A shareholder agreement should be tailored to the particular needs of a business. Questions to consider when drafting a shareholder agreement include:
- How will the business be funded?
- Who is on the board of directors and how are directors appointed and removed?
- What type of decisions require board or shareholder approval?
- What are the respective contributions to the business of each individual shareholder? (i.e. cash funding, knowledge, resource, intellectual property, etc)?
- How are the profits shared between the shareholders?
- How are business plans and budgets being approved?
- What is the exit strategy of the business?
- Protection of minority shareholders by including a clause in relation to tag along rights
- What are the tax implications and how is continuity being preserved?

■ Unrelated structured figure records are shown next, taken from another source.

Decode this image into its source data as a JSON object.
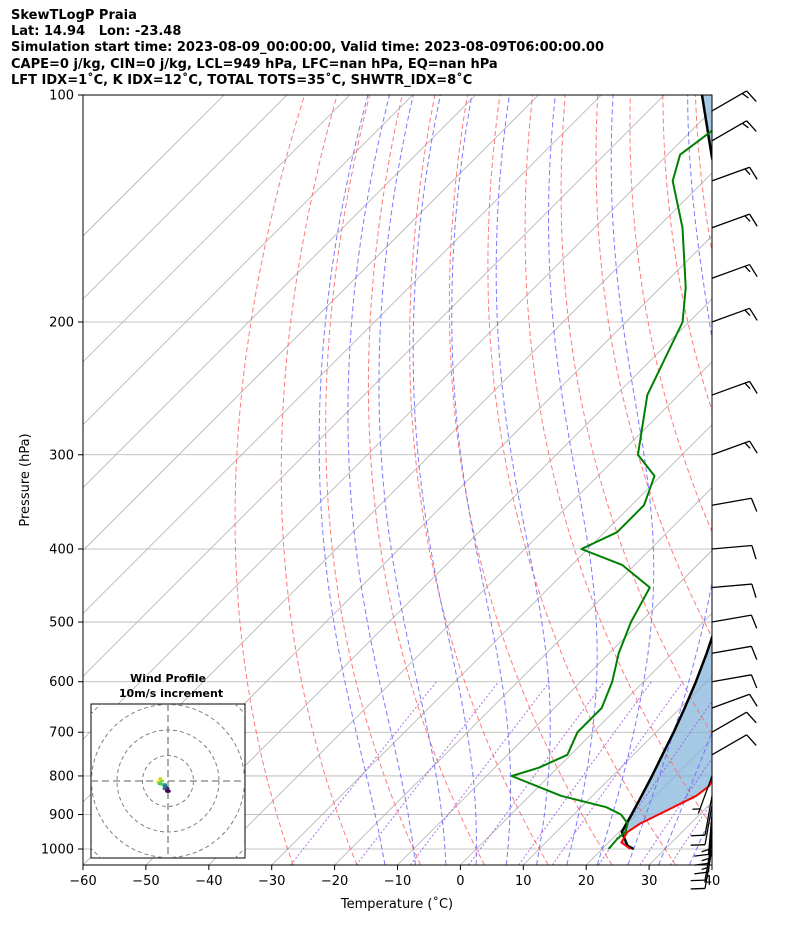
{
  "header": {
    "line1": "SkewTLogP Praia",
    "line2": "Lat: 14.94   Lon: -23.48",
    "line3": "Simulation start time: 2023-08-09_00:00:00, Valid time: 2023-08-09T06:00:00.00",
    "line4": "CAPE=0 j/kg, CIN=0 j/kg, LCL=949 hPa, LFC=nan hPa, EQ=nan hPa",
    "line5": "LFT IDX=1˚C, K IDX=12˚C, TOTAL TOTS=35˚C, SHWTR_IDX=8˚C"
  },
  "colors": {
    "temperature": "#ff0000",
    "dewpoint": "#008000",
    "parcel": "#000000",
    "cape_fill": "#7fb2d8",
    "dry_adiabat": "#ff6b6b",
    "moist_adiabat": "#6b6bff",
    "mixing_ratio": "#9b4ddb",
    "isotherm": "#b0b0b0"
  },
  "chart_data": {
    "type": "line",
    "title": "",
    "xlabel": "Temperature (˚C)",
    "ylabel": "Pressure (hPa)",
    "xlim": [
      -60,
      40
    ],
    "ylim": [
      1050,
      100
    ],
    "yscale": "log",
    "skew": true,
    "grid": true,
    "x_ticks": [
      "−60",
      "−50",
      "−40",
      "−30",
      "−20",
      "−10",
      "0",
      "10",
      "20",
      "30",
      "40"
    ],
    "y_ticks": [
      "100",
      "200",
      "300",
      "400",
      "500",
      "600",
      "700",
      "800",
      "900",
      "1000"
    ],
    "series": [
      {
        "key": "temperature",
        "points": [
          [
            1000,
            24.5
          ],
          [
            980,
            22.0
          ],
          [
            950,
            21.3
          ],
          [
            925,
            22.0
          ],
          [
            900,
            23.5
          ],
          [
            850,
            26.5
          ],
          [
            825,
            27.0
          ],
          [
            800,
            26.2
          ],
          [
            750,
            23.0
          ],
          [
            700,
            19.2
          ],
          [
            650,
            16.0
          ],
          [
            600,
            12.4
          ],
          [
            550,
            9.5
          ],
          [
            500,
            5.8
          ],
          [
            450,
            1.8
          ],
          [
            400,
            -3.0
          ],
          [
            350,
            -8.6
          ],
          [
            300,
            -15.7
          ],
          [
            250,
            -24.5
          ],
          [
            200,
            -35.0
          ],
          [
            170,
            -43.0
          ],
          [
            150,
            -49.5
          ],
          [
            130,
            -58.0
          ],
          [
            120,
            -62.5
          ],
          [
            115,
            -63.5
          ],
          [
            110,
            -64.0
          ],
          [
            100,
            -66.5
          ]
        ]
      },
      {
        "key": "dewpoint",
        "points": [
          [
            1000,
            21.0
          ],
          [
            970,
            20.8
          ],
          [
            950,
            21.0
          ],
          [
            925,
            20.0
          ],
          [
            900,
            17.5
          ],
          [
            880,
            14.0
          ],
          [
            850,
            5.0
          ],
          [
            800,
            -6.0
          ],
          [
            780,
            -3.0
          ],
          [
            750,
            -0.5
          ],
          [
            700,
            -2.5
          ],
          [
            650,
            -2.5
          ],
          [
            600,
            -5.0
          ],
          [
            550,
            -8.5
          ],
          [
            500,
            -11.5
          ],
          [
            450,
            -14.0
          ],
          [
            420,
            -22.0
          ],
          [
            400,
            -31.0
          ],
          [
            380,
            -28.0
          ],
          [
            350,
            -28.0
          ],
          [
            320,
            -31.0
          ],
          [
            300,
            -37.0
          ],
          [
            250,
            -45.0
          ],
          [
            200,
            -51.0
          ],
          [
            180,
            -56.0
          ],
          [
            150,
            -66.0
          ],
          [
            130,
            -75.0
          ],
          [
            120,
            -78.0
          ],
          [
            110,
            -76.5
          ],
          [
            100,
            -76.0
          ]
        ]
      },
      {
        "key": "parcel",
        "points": [
          [
            1000,
            25.0
          ],
          [
            990,
            23.5
          ],
          [
            949,
            20.4
          ],
          [
            900,
            19.2
          ],
          [
            850,
            17.8
          ],
          [
            800,
            16.3
          ],
          [
            750,
            14.6
          ],
          [
            700,
            12.8
          ],
          [
            650,
            10.7
          ],
          [
            600,
            8.3
          ],
          [
            550,
            5.5
          ],
          [
            500,
            2.2
          ],
          [
            450,
            -1.7
          ],
          [
            400,
            -6.3
          ],
          [
            350,
            -11.9
          ],
          [
            300,
            -19.0
          ],
          [
            250,
            -28.3
          ],
          [
            200,
            -41.0
          ],
          [
            150,
            -59.0
          ],
          [
            120,
            -73.0
          ],
          [
            100,
            -84.0
          ]
        ]
      }
    ],
    "wind_barbs": [
      {
        "p": 1000,
        "spd_kt": 10,
        "dir": 190
      },
      {
        "p": 975,
        "spd_kt": 12,
        "dir": 190
      },
      {
        "p": 950,
        "spd_kt": 15,
        "dir": 185
      },
      {
        "p": 925,
        "spd_kt": 15,
        "dir": 185
      },
      {
        "p": 900,
        "spd_kt": 15,
        "dir": 185
      },
      {
        "p": 875,
        "spd_kt": 12,
        "dir": 190
      },
      {
        "p": 850,
        "spd_kt": 10,
        "dir": 190
      },
      {
        "p": 800,
        "spd_kt": 5,
        "dir": 200
      },
      {
        "p": 750,
        "spd_kt": 10,
        "dir": 60
      },
      {
        "p": 700,
        "spd_kt": 10,
        "dir": 60
      },
      {
        "p": 650,
        "spd_kt": 10,
        "dir": 70
      },
      {
        "p": 600,
        "spd_kt": 10,
        "dir": 80
      },
      {
        "p": 550,
        "spd_kt": 10,
        "dir": 80
      },
      {
        "p": 500,
        "spd_kt": 10,
        "dir": 80
      },
      {
        "p": 450,
        "spd_kt": 10,
        "dir": 85
      },
      {
        "p": 400,
        "spd_kt": 10,
        "dir": 85
      },
      {
        "p": 350,
        "spd_kt": 10,
        "dir": 80
      },
      {
        "p": 300,
        "spd_kt": 15,
        "dir": 70
      },
      {
        "p": 250,
        "spd_kt": 15,
        "dir": 70
      },
      {
        "p": 200,
        "spd_kt": 15,
        "dir": 70
      },
      {
        "p": 175,
        "spd_kt": 15,
        "dir": 70
      },
      {
        "p": 150,
        "spd_kt": 15,
        "dir": 70
      },
      {
        "p": 130,
        "spd_kt": 15,
        "dir": 70
      },
      {
        "p": 115,
        "spd_kt": 15,
        "dir": 60
      },
      {
        "p": 105,
        "spd_kt": 15,
        "dir": 60
      }
    ],
    "hodograph": {
      "title": "Wind Profile",
      "subtitle": "10m/s increment",
      "rings_ms": [
        10,
        20,
        30,
        40
      ],
      "points_uv": [
        [
          -4.0,
          -0.5
        ],
        [
          -3.0,
          1.0
        ],
        [
          -2.5,
          0.0
        ],
        [
          -3.5,
          -1.0
        ],
        [
          -1.5,
          -1.5
        ],
        [
          -1.5,
          -2.0
        ],
        [
          -1.0,
          -1.5
        ],
        [
          -1.5,
          -3.0
        ],
        [
          -0.5,
          -2.5
        ],
        [
          -0.5,
          -3.5
        ],
        [
          0.0,
          -3.0
        ],
        [
          -0.5,
          -4.0
        ],
        [
          0.5,
          -4.0
        ]
      ]
    }
  }
}
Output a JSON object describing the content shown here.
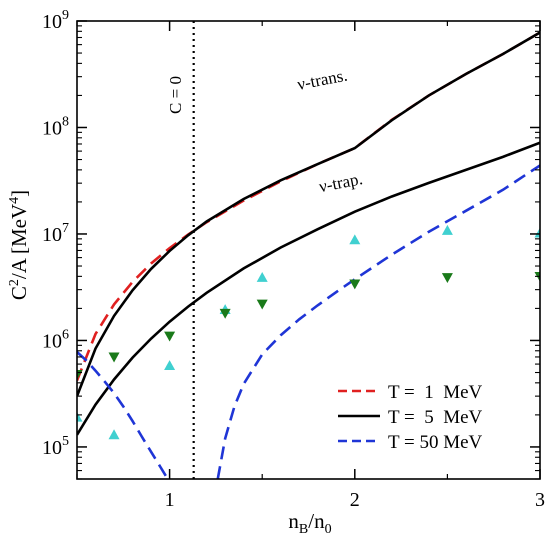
{
  "chart_data": {
    "type": "line",
    "xlabel": "n",
    "xlabel_sub_1": "B",
    "xlabel_mid": "/n",
    "xlabel_sub_2": "0",
    "ylabel_pre": "C",
    "ylabel_sup_1": "2",
    "ylabel_mid": "/A [MeV",
    "ylabel_sup_2": "4",
    "ylabel_post": "]",
    "xlim": [
      0.5,
      3.0
    ],
    "ylim": [
      50000,
      1000000000
    ],
    "yscale": "log",
    "x_ticks": [
      1,
      2,
      3
    ],
    "y_ticks": [
      {
        "value": 100000,
        "base": "10",
        "exp": "5"
      },
      {
        "value": 1000000,
        "base": "10",
        "exp": "6"
      },
      {
        "value": 10000000,
        "base": "10",
        "exp": "7"
      },
      {
        "value": 100000000,
        "base": "10",
        "exp": "8"
      },
      {
        "value": 1000000000,
        "base": "10",
        "exp": "9"
      }
    ],
    "vline": {
      "x": 1.13,
      "label": "C = 0"
    },
    "annotations": [
      {
        "text": "ν-trans.",
        "x": 1.83,
        "y": 250000000
      },
      {
        "text": "ν-trap.",
        "x": 1.93,
        "y": 27000000
      }
    ],
    "series": [
      {
        "name": "T =  1  MeV",
        "color": "#e02020",
        "dash": "dashed",
        "x": [
          0.5,
          0.6,
          0.7,
          0.8,
          0.9,
          1.0,
          1.1,
          1.2,
          1.4,
          1.6,
          1.8,
          2.0,
          2.2,
          2.4,
          2.6,
          2.8,
          3.0
        ],
        "y": [
          420000,
          1150000,
          2180000,
          3550000,
          5280000,
          7370000,
          9870000,
          12900000,
          20600000,
          31200000,
          45400000,
          64000000,
          118000000,
          200000000,
          318000000,
          490000000,
          780000000
        ]
      },
      {
        "name": "T =  5  MeV",
        "color": "#000000",
        "dash": "solid",
        "x": [
          0.5,
          0.6,
          0.7,
          0.8,
          0.9,
          1.0,
          1.1,
          1.2,
          1.4,
          1.6,
          1.8,
          2.0,
          2.2,
          2.4,
          2.6,
          2.8,
          3.0
        ],
        "y": [
          300000,
          840000,
          1700000,
          2960000,
          4700000,
          6930000,
          9720000,
          13100000,
          21300000,
          31900000,
          45300000,
          64000000,
          117000000,
          200000000,
          318000000,
          490000000,
          780000000
        ]
      },
      {
        "name": "T =  5  MeV",
        "legend": false,
        "color": "#000000",
        "dash": "solid",
        "x": [
          0.5,
          0.6,
          0.7,
          0.8,
          0.9,
          1.0,
          1.1,
          1.2,
          1.4,
          1.6,
          1.8,
          2.0,
          2.2,
          2.4,
          2.6,
          2.8,
          3.0
        ],
        "y": [
          130000,
          250000,
          430000,
          690000,
          1040000,
          1500000,
          2080000,
          2800000,
          4750000,
          7460000,
          11100000,
          16200000,
          22500000,
          30200000,
          40000000,
          53000000,
          72000000
        ]
      },
      {
        "name": "T = 50 MeV",
        "color": "#1f35d6",
        "dash": "dashed",
        "x": [
          0.5,
          0.55,
          0.6,
          0.65,
          0.7,
          0.75,
          0.8,
          0.85,
          0.9,
          0.95,
          0.99
        ],
        "y": [
          780000,
          650000,
          520000,
          410000,
          320000,
          240000,
          175000,
          125000,
          90000,
          65000,
          50000
        ]
      },
      {
        "name": "T = 50 MeV",
        "legend": false,
        "color": "#1f35d6",
        "dash": "dashed",
        "x": [
          1.26,
          1.3,
          1.35,
          1.4,
          1.5,
          1.6,
          1.7,
          1.8,
          1.9,
          2.0,
          2.2,
          2.4,
          2.6,
          2.8,
          3.0
        ],
        "y": [
          50000,
          120000,
          240000,
          390000,
          740000,
          1120000,
          1580000,
          2140000,
          2850000,
          3750000,
          6400000,
          10500000,
          16500000,
          26000000,
          44000000
        ]
      },
      {
        "name": "",
        "type": "scatter",
        "marker": "triangle-up",
        "color": "#40d0d0",
        "x": [
          0.5,
          0.7,
          1.0,
          1.3,
          1.5,
          2.0,
          2.5,
          3.0
        ],
        "y": [
          190000,
          130000,
          580000,
          1950000,
          3900000,
          8800000,
          10800000,
          10200000
        ]
      },
      {
        "name": "",
        "type": "scatter",
        "marker": "triangle-down",
        "color": "#1a7a1a",
        "x": [
          0.5,
          0.7,
          1.0,
          1.3,
          1.5,
          2.0,
          2.5,
          3.0
        ],
        "y": [
          480000,
          700000,
          1100000,
          1800000,
          2200000,
          3400000,
          3900000,
          4000000
        ]
      }
    ],
    "legend": {
      "position": "bottom-right"
    }
  }
}
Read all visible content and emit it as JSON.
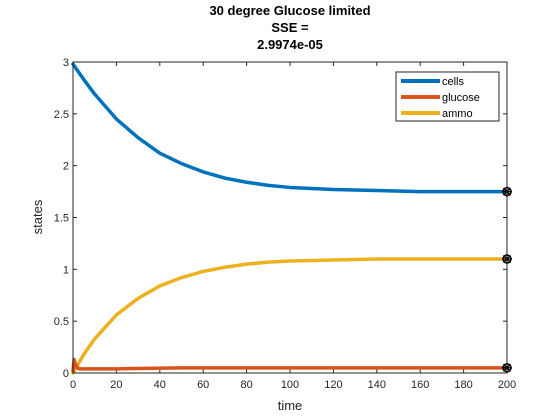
{
  "chart_data": {
    "type": "line",
    "title_lines": [
      "30 degree Glucose limited",
      "SSE =",
      "2.9974e-05"
    ],
    "xlabel": "time",
    "ylabel": "states",
    "xlim": [
      0,
      200
    ],
    "ylim": [
      0,
      3
    ],
    "xticks": [
      0,
      20,
      40,
      60,
      80,
      100,
      120,
      140,
      160,
      180,
      200
    ],
    "yticks": [
      0,
      0.5,
      1,
      1.5,
      2,
      2.5,
      3
    ],
    "ytick_labels": [
      "0",
      "0.5",
      "1",
      "1.5",
      "2",
      "2.5",
      "3"
    ],
    "grid": false,
    "legend_position": "top-right",
    "series": [
      {
        "name": "cells",
        "color": "#0072BD",
        "x": [
          0,
          5,
          10,
          20,
          30,
          40,
          50,
          60,
          70,
          80,
          90,
          100,
          120,
          140,
          160,
          180,
          200
        ],
        "values": [
          2.98,
          2.83,
          2.69,
          2.45,
          2.27,
          2.12,
          2.02,
          1.94,
          1.88,
          1.84,
          1.81,
          1.79,
          1.77,
          1.76,
          1.75,
          1.75,
          1.75
        ]
      },
      {
        "name": "glucose",
        "color": "#D95319",
        "x": [
          0,
          0.5,
          1,
          2,
          3,
          5,
          10,
          20,
          50,
          100,
          150,
          200
        ],
        "values": [
          0.02,
          0.13,
          0.09,
          0.05,
          0.04,
          0.04,
          0.04,
          0.04,
          0.05,
          0.05,
          0.05,
          0.05
        ]
      },
      {
        "name": "ammo",
        "color": "#EDB120",
        "x": [
          0,
          5,
          10,
          20,
          30,
          40,
          50,
          60,
          70,
          80,
          90,
          100,
          120,
          140,
          160,
          180,
          200
        ],
        "values": [
          0.0,
          0.18,
          0.33,
          0.56,
          0.72,
          0.84,
          0.92,
          0.98,
          1.02,
          1.05,
          1.07,
          1.08,
          1.09,
          1.1,
          1.1,
          1.1,
          1.1
        ]
      }
    ],
    "markers": {
      "symbol": "circle-star",
      "color": "#000000",
      "points": [
        {
          "x": 200,
          "y": 1.75
        },
        {
          "x": 200,
          "y": 1.1
        },
        {
          "x": 200,
          "y": 0.05
        }
      ]
    }
  }
}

Many disputes which arise between shareholders can be avoided if a shareholder agreement is put in place that is tailored to the specific business needs. A key benefit of a shareholder agreement is that it can provide an effective mechanism for resolving any impasses that arise among the shareholders. A well-drafted shareholder agreement should therefore always contain dispute resolution mechanisms.
It is a good idea to talk to tax experts about personal tax planning before setting up or changing an existing shareholder agreement. For instance, a company can only carry forward itsunallocated imputation credits if the company retains 66% commonality of shareholding.
What does a shareholder agreement cost?
The legal cost of preparing a customised shareholder agreement depends on the complexity and the number of shareholders involved. Basic shareholder agreements start at $1,800 and more complex shareholder agreements can cost up to $15,000.
Keep in mind that the costs of drafting a solid shareholder agreement is small (even a comprehensive one) compared to the cost of resolving (let alone litigating) a dispute between shareholders which may in the end jeopardise the future of the business.